Komisi Perlindungan Anak Indonesia (KPAI) membeberkan hasil pengawasan terkait program siswa di Jawa Barat didik di barak militer. KPAI menemukan paling banyak siswa yang dikirim ke barak karena tertidur di kelas.
”Yang tertinggi bolos sekolah dan sering tidur di kelas,” kata Ketua KPAI, Ai Maryati Solihah saat dihubungi, Minggu (18/5).
Sementara siswa yang dikirim ke barak lantaran ikut dalam aksi tawuran atau kekerasan berada dalam urutan ketiga.
“Nah, sementara target utama adalah anak yang sering tawuran. Ini berbeda nih, tawuran malah yang kami temukan itu terbanyak ketiga,” ujarnya.

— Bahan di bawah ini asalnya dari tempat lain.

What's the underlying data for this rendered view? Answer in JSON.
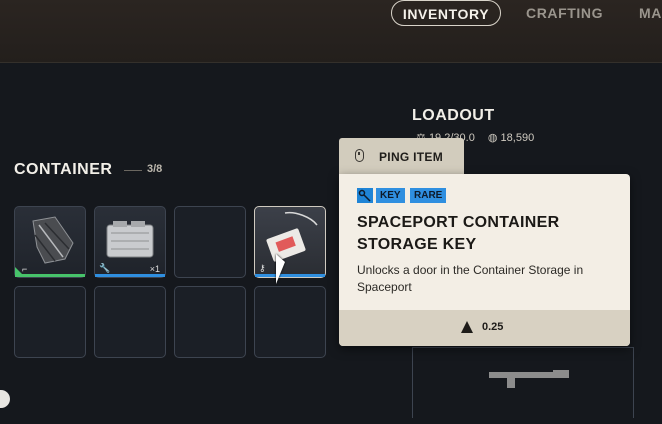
{
  "nav": {
    "tabs": [
      {
        "label": "INVENTORY",
        "active": true
      },
      {
        "label": "CRAFTING",
        "active": false
      },
      {
        "label": "MA",
        "active": false
      }
    ]
  },
  "container": {
    "title": "CONTAINER",
    "count": "3/8",
    "slots": [
      {
        "item": "bracket-pack",
        "rarity_color": "#47c36a",
        "category_icon": "gun-icon",
        "qty": ""
      },
      {
        "item": "toaster",
        "rarity_color": "#2f8fe0",
        "category_icon": "wrench-icon",
        "qty": "×1"
      },
      {
        "item": "",
        "rarity_color": "",
        "category_icon": "",
        "qty": ""
      },
      {
        "item": "container-storage-key",
        "rarity_color": "#2f8fe0",
        "category_icon": "key-icon",
        "qty": ""
      },
      {
        "item": "",
        "rarity_color": "",
        "category_icon": "",
        "qty": ""
      },
      {
        "item": "",
        "rarity_color": "",
        "category_icon": "",
        "qty": ""
      },
      {
        "item": "",
        "rarity_color": "",
        "category_icon": "",
        "qty": ""
      },
      {
        "item": "",
        "rarity_color": "",
        "category_icon": "",
        "qty": ""
      }
    ]
  },
  "loadout": {
    "title": "LOADOUT",
    "weight": "19.2/30.0",
    "credits": "18,590"
  },
  "ping": {
    "label": "PING ITEM",
    "icon": "mouse-icon"
  },
  "tooltip": {
    "tags": [
      "KEY",
      "RARE"
    ],
    "tag_color": "#2f8fe0",
    "title": "SPACEPORT CONTAINER STORAGE KEY",
    "description": "Unlocks a door in the Container Storage in Spaceport",
    "weight": "0.25"
  }
}
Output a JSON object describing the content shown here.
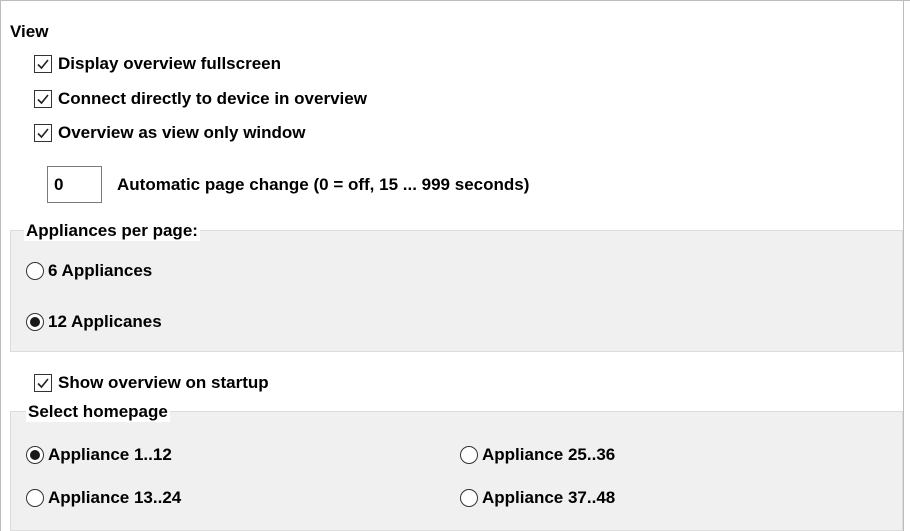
{
  "view": {
    "title": "View",
    "checkboxes": [
      {
        "label": "Display overview fullscreen",
        "checked": true
      },
      {
        "label": "Connect directly to device in overview",
        "checked": true
      },
      {
        "label": "Overview as view only window",
        "checked": true
      }
    ],
    "auto_page_change": {
      "value": "0",
      "label": "Automatic page change (0 = off, 15 ... 999 seconds)"
    }
  },
  "appliances_per_page": {
    "title": "Appliances per page:",
    "options": [
      {
        "label": "6 Appliances",
        "selected": false
      },
      {
        "label": "12 Applicanes",
        "selected": true
      }
    ]
  },
  "startup": {
    "label": "Show overview on startup",
    "checked": true
  },
  "homepage": {
    "title": "Select homepage",
    "options": [
      {
        "label": "Appliance 1..12",
        "selected": true
      },
      {
        "label": "Appliance 25..36",
        "selected": false
      },
      {
        "label": "Appliance 13..24",
        "selected": false
      },
      {
        "label": "Appliance 37..48",
        "selected": false
      }
    ]
  },
  "colors": {
    "background": "#ffffff",
    "group_background": "#f0f0f0",
    "border": "#bcbcbc",
    "text": "#000000"
  }
}
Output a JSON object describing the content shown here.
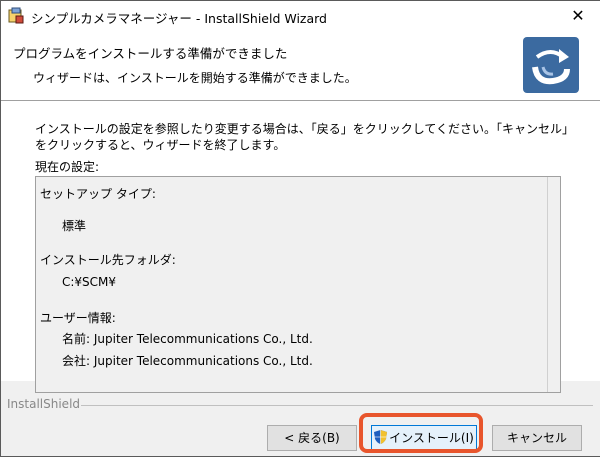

Selain itu, KPAI menyebutkan pentingnya ketepatan sasaran dan penanganan siswa. KPAI menyoroti terkait pascapendidikan di barak, apakah memang siswa akan menjadi lebih baik, atau justru akan mendapat tekanan karena “alumni” barak.
“Termasuk diskriminasi pada anak dengan sebutan-sebutan tadi, itu yang akan berjangka panjang. Misalnya 'kamu lulusan barak ya', terus kamu misalnya dianggap temannya jika melakukan tindakan-tindakan yang mungkin tidak disiplin akan menjadi bully dan lain sebagainya,” ujarnya.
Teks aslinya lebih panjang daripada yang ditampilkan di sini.